Compare and contrast:

- \(\frac{\mathit{exp}(\beta_0 + \beta_1 x_1 + \beta_2 x_2)}{1 + \mathit{exp}(\beta_0 + \beta_1 x_1 + \beta_2 x_2)} \)
- \(\mathit{logit}^{-1}(\beta_0 + \beta_1 x_1 + \beta_2 x_2)\), where \(\mathit{logit}^{-1}(x)\) is defined as \(\frac{\mathit{exp}(x)}{1 + \mathit{exp}(x)} \)

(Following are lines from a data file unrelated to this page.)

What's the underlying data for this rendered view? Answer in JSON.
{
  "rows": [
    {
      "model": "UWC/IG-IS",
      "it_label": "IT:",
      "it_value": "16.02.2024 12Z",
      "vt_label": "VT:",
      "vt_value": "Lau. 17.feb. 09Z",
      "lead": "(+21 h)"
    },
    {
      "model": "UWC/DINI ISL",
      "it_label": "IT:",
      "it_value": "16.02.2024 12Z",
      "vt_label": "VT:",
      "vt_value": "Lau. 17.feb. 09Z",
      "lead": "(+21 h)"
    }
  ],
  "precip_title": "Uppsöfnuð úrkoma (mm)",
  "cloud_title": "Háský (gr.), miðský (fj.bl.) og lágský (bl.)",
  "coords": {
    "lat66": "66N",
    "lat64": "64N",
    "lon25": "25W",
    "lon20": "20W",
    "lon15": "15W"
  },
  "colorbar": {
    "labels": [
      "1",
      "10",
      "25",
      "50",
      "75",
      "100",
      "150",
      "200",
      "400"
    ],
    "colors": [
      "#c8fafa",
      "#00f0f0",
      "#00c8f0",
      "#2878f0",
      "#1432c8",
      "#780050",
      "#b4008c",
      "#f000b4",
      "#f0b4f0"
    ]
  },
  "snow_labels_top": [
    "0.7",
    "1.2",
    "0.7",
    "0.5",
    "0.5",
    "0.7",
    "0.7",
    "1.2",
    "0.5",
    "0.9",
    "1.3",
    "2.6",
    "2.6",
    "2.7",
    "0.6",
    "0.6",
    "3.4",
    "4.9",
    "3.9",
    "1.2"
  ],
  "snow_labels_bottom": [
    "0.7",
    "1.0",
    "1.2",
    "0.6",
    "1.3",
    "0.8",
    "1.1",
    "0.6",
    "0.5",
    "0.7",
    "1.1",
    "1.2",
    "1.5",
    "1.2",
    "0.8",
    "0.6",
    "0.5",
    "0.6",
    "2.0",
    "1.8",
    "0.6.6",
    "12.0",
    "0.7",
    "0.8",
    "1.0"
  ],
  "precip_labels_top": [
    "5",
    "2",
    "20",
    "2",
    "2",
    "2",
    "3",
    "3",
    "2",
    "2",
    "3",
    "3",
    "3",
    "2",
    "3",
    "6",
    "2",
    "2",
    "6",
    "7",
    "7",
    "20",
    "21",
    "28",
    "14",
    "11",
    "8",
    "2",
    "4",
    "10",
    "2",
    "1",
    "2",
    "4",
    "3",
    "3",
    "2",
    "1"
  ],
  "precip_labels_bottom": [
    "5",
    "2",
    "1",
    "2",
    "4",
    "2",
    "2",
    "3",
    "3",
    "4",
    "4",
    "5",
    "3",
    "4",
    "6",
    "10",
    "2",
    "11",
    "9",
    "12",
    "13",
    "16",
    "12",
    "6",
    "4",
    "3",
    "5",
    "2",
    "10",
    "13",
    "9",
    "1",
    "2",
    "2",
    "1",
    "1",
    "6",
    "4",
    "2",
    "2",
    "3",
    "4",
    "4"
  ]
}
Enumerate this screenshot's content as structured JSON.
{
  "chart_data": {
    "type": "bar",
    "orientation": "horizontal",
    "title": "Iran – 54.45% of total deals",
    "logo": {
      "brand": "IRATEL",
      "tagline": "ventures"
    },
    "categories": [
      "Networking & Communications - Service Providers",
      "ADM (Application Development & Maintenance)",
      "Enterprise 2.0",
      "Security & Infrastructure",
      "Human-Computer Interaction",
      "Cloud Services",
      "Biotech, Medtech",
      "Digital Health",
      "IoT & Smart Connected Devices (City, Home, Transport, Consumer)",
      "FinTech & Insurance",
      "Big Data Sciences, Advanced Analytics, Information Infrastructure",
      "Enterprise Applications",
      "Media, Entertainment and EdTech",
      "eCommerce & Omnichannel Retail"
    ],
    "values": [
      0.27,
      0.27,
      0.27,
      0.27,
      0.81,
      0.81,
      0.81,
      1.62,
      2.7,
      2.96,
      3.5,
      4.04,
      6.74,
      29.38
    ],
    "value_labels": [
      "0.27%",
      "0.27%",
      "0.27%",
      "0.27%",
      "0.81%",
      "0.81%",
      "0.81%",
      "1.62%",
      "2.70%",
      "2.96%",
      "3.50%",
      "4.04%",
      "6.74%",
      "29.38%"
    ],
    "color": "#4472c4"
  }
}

Variants of version 1 are often found in psychology journals. Rather than separating out reusable defintions, e.g., here of the *logit *function, many psychologists for some reason find it necessary to plug all bits of a formula in together at once to make a monster formula.

Here’s another example; two definitions of correlation:

- $latex \frac{n\sum x_iy_i-\sum x_i\sum y_i}

{\sqrt{n\sum x_i^2-(\sum x_i)^2}~\sqrt{n\sum y_i^2-(\sum y_i)^2}}&s=2$ - \(\mathit{cov}(X,Y) \over \sigma_X \sigma_Y\)

(Okay, I cheated a bit with the second and left out definitions of covariance and *SD*.)

So the question: which do you find easier to understand?